= Internalization theory =

Internalization theory is a branch of economics that is used to analyse international business behaviour.
Internalization theory focuses on imperfections in intermediate product markets. Two main kinds of intermediate product are distinguished: knowledge flows linking research and development (R&D) to production, and flows of components and raw materials from an upstream production facility to a downstream one. Most applications of the theory focus on knowledge flow. Proprietary knowledge is easier to appropriate when intellectual property rights such as patents and trademarks are weak. Even with strong protections firms protect their knowledge through secrecy. Instead of licensing their knowledge to independent local producers, firms exploit it themselves in their own production facilities. In effect, they internalise the market in knowledge within the firm. The theory claims the internalization leads to larger, more multinational enterprises, because knowledge is a public good. Development of a new technology is concentrated within the firm and the knowledge then transferred to other facilities.

== Refinements ==

Internalization occurs only when firms perceive the benefits to exceed the costs. When internalization leads to foreign investment the firm may incur political and commercial risks due to unfamiliarity with the foreign environment. These are known as 'costs of doing business abroad', arising from the 'liability of foreignness'. When such costs are high a firm may license or outsource production to an independent firm; or it may produce at home and export to the country instead.

Firms without special knowledge may become multinational to internalise supplies of components or raw materials in order to guarantee quality or continuity of supply, or for tax advantages from transfer pricing.

== Variants ==

Buckley and Casson (1976) was a seminal work. Two Canadian economists, Stephen Hymer and John McManus,
 independently noted the relevance of internalization, and their contribution is the subject of debate. Alan M. Rugman linked internalization theory to his earlier work on market imperfections, applying it empirically in a North American context. Jean-Francois Hennart subsequently developed a variant of the theory that emphasised the interplay of headquarters authority and local autonomy within the firm. Internalization theory is also closely related to Stephen Magee's appropriability theory.

== Controversies ==

Internalization theory was used by John Harry Dunning as one of the components of his eclectic paradigm or OLI model. Dunning referred to knowledge as an 'ownership advantage' and claimed that ownership advantage was necessary for a firm to become a multinational. This was disputed by internalization theorists on the grounds that if quality control and transfer pricing are sufficient, then ownership advantage cannot be necessary. Dunning argued that the firm's ability to internalise could also be described as an ownership advantage, which led internalization theorists to suggest that his concept of ownership advantage had become tautological.
Internalization theory is related to transaction cost theory through common dependence on the seminal work of Ronald Coase. They are not the same however. Internalization theory focuses on links between R&D and production whereas transaction cost theory focuses on links between one production facility and another. Transaction cost theory typically attributes market imperfections to bounded rationality and 'lock in', whilst internalization theory emphasises asymmetric information and weaknesses in property rights. Transaction cost theory is typically applied in a domestic context, whereas internalization theory was developed specifically for an international context.
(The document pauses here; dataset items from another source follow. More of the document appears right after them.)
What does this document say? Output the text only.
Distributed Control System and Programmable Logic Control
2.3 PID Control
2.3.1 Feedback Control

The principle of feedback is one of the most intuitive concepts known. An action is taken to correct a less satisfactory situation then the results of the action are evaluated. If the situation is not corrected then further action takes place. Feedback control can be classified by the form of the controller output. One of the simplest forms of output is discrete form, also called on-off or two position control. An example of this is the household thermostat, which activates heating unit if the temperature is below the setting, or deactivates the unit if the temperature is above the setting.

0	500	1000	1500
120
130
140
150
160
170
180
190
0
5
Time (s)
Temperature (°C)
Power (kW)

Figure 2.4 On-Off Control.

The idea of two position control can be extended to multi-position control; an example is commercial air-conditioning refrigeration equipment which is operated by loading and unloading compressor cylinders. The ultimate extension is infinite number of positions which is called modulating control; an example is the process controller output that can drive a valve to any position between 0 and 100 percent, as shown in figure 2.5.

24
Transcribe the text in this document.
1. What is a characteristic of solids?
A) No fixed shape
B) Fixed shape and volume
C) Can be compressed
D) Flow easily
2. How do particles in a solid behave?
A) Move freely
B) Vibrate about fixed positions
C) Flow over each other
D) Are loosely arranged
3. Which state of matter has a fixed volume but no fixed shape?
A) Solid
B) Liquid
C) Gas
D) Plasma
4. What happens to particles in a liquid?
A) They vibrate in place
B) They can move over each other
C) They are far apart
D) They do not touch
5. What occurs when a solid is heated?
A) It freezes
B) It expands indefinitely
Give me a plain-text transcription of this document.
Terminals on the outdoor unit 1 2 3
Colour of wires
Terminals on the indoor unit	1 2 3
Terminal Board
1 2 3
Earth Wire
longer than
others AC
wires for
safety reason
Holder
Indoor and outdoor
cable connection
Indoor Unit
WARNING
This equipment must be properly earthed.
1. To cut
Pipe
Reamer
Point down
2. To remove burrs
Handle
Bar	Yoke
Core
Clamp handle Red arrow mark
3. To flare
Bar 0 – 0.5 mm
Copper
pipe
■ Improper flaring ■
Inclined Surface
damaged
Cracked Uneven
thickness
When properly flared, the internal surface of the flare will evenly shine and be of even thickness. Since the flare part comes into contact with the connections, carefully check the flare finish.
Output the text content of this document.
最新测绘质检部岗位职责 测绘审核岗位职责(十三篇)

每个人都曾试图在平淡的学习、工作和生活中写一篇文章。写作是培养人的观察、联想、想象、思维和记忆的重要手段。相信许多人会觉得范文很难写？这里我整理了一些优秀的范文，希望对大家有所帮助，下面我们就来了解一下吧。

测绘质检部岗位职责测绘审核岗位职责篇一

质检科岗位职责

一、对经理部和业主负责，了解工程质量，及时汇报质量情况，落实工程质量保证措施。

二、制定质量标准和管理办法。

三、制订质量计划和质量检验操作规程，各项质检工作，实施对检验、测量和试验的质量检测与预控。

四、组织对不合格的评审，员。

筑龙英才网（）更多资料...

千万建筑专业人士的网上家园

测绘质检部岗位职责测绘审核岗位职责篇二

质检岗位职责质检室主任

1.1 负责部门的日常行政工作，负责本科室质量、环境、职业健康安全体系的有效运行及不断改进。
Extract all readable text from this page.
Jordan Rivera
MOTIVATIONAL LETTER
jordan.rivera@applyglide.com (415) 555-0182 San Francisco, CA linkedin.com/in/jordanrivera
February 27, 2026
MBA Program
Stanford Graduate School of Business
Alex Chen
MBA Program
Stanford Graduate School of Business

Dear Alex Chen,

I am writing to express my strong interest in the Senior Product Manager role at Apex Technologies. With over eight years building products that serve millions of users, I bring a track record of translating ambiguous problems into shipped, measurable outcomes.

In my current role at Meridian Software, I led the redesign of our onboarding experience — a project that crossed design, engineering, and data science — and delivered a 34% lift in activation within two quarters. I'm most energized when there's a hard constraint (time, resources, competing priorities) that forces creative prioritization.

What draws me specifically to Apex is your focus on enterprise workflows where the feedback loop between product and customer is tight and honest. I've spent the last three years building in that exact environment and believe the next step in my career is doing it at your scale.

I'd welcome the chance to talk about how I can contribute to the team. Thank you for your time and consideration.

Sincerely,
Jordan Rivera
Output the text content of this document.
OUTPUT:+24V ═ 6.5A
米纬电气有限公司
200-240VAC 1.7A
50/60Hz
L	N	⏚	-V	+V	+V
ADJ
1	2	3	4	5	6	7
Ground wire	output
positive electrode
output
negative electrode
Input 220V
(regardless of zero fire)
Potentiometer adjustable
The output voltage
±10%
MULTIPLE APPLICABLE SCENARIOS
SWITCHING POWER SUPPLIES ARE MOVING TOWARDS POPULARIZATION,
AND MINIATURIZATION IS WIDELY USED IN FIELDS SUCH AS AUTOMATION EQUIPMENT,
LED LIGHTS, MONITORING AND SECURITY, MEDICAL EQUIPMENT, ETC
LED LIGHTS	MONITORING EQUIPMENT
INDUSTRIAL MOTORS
== Links to international business theory ==

Prior to internalization theory, the study of international business was largely focused on the environment, and in particular the economic, financial, political and cultural dimensions of doing business abroad. Internalization theory provided a theory of the international firm and thus augmented the international business field by demonstrating the interaction between the external environmental and the internal knowledge flows between MNE parent firm and subsidiaries. This interaction between external country-specific advantages (CSAs) and internal MNE firm-specific advantages (FSAs) is the nexus for strategic managerial international business decisions.

== Policy implications ==

The view that multinationals transfer technology and not capital provided a major boost to the process of globalisation. The United Nations Conference on Trade and Development (UNCTAD) was strongly influenced by internalization theory and the eclectic paradigm. It persuaded political leaders to encourage inward investment as a source of the new technologies required for economic development, thereby reversing their previous attitudes. Multinational profits were increasingly viewed as payments for knowledge and technology rather than as interest paid on capital, and foreign ownership became accepted, in certain cases, as a necessary safeguard for foreign investors' intellectual property.